Having used nearly all of the methods in the original article, I can predict that the output of the model is nearly indistinguishable from a coin toss for many, many, many rather obvious reasons.

raincole · 3h ago
Yes, and there is absolutely nothing wrong with that. Living creatures are mostly black boxes. It doesn't mean we don't aim for making medicine with predictable effects (and side effects).
sublinear · 3h ago
I don't think that's accurate.

Don't most people working in medicine usually have biology and chemistry degrees? Are you saying those sciences are dark arts?

raincole · 3h ago
Having biology degrees doesn't make you understand every detail of human body. There are many, many drugs that are known to work (by double blind testing) but we don't know exactly how.

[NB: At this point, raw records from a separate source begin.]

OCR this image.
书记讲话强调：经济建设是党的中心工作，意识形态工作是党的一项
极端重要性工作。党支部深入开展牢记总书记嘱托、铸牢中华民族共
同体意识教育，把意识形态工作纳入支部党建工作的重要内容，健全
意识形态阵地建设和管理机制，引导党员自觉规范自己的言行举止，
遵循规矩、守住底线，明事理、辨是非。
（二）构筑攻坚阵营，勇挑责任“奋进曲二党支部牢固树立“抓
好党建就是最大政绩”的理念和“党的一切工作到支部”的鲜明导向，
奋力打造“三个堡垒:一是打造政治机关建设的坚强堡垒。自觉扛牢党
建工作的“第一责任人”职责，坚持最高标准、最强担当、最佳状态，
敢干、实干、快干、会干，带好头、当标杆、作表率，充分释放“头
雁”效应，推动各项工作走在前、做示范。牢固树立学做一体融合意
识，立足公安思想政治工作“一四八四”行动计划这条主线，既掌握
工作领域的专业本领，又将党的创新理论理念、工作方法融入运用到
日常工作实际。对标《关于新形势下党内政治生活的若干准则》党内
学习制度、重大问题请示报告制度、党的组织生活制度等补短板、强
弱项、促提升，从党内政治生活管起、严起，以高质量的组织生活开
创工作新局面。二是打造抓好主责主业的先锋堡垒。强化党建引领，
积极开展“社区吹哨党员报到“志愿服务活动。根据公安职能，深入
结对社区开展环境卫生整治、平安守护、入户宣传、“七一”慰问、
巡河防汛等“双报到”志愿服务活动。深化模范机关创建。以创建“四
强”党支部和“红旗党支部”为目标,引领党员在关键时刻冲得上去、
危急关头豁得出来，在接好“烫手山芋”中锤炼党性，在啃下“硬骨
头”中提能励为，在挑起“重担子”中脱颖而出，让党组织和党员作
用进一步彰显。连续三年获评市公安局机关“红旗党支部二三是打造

The details of how penicillin kills bacteria were discovered in 2000s. Only about half a century of after its commercial production. And I'm quite sure we'll still see some more missing puzzle pieces in the future.

sublinear · 3h ago
Yes, but I think we want to know how they work? Not knowing "exactly how" but having a good ballpark idea is not equivalent to letting AI throw stuff at the wall to see what sticks.
troupo · 3h ago
Medicine that can either kill you, cure you, or have no effect at any given time for the same disease is quite unlikely to even pass certification.

Do you know why?

raincole · 3h ago
That is exactly my point.
dist-epoch · 3h ago
Non-deterministic does not mean not-predictable.

Quantum mechanics is non-deterministic, yet you can predict the motion of objects with exquisite precision.

All these "non-deterministic boxes" will give the same answer to the question "What is the capital of France"

sublinear · 3h ago
Yes, but the "exquisite precision" comes from the deterministic parts of physics.
baq · 2h ago
Nah. The only thing we can establish precisely at the lowest levels is probability. We can and do engineer systems to maximize probabilities of desired outcomes and minimize probabilities of undesirable ones.

Frankly I don’t understand how software engineers (not coders mind you) can have issues with non deterministic tools while browsing the web on a network which can stop working anytime for any reason.

AbuAssar · 3h ago
did anyone try any of these so called frameworks? do they deliver or just riding the hype-wagon?
stuartjohnson12 · 1h ago
Having occasionally looked into these, the overwhelming issue is that pretty much all of them are built with themselves and the output is what you'd expect - vast quantities of untested functionality, no documentation beyond a wall of Claude-isms about how next generation and feature rich it is, and no thought to applicability beyond the narrow set of projects that interest the author.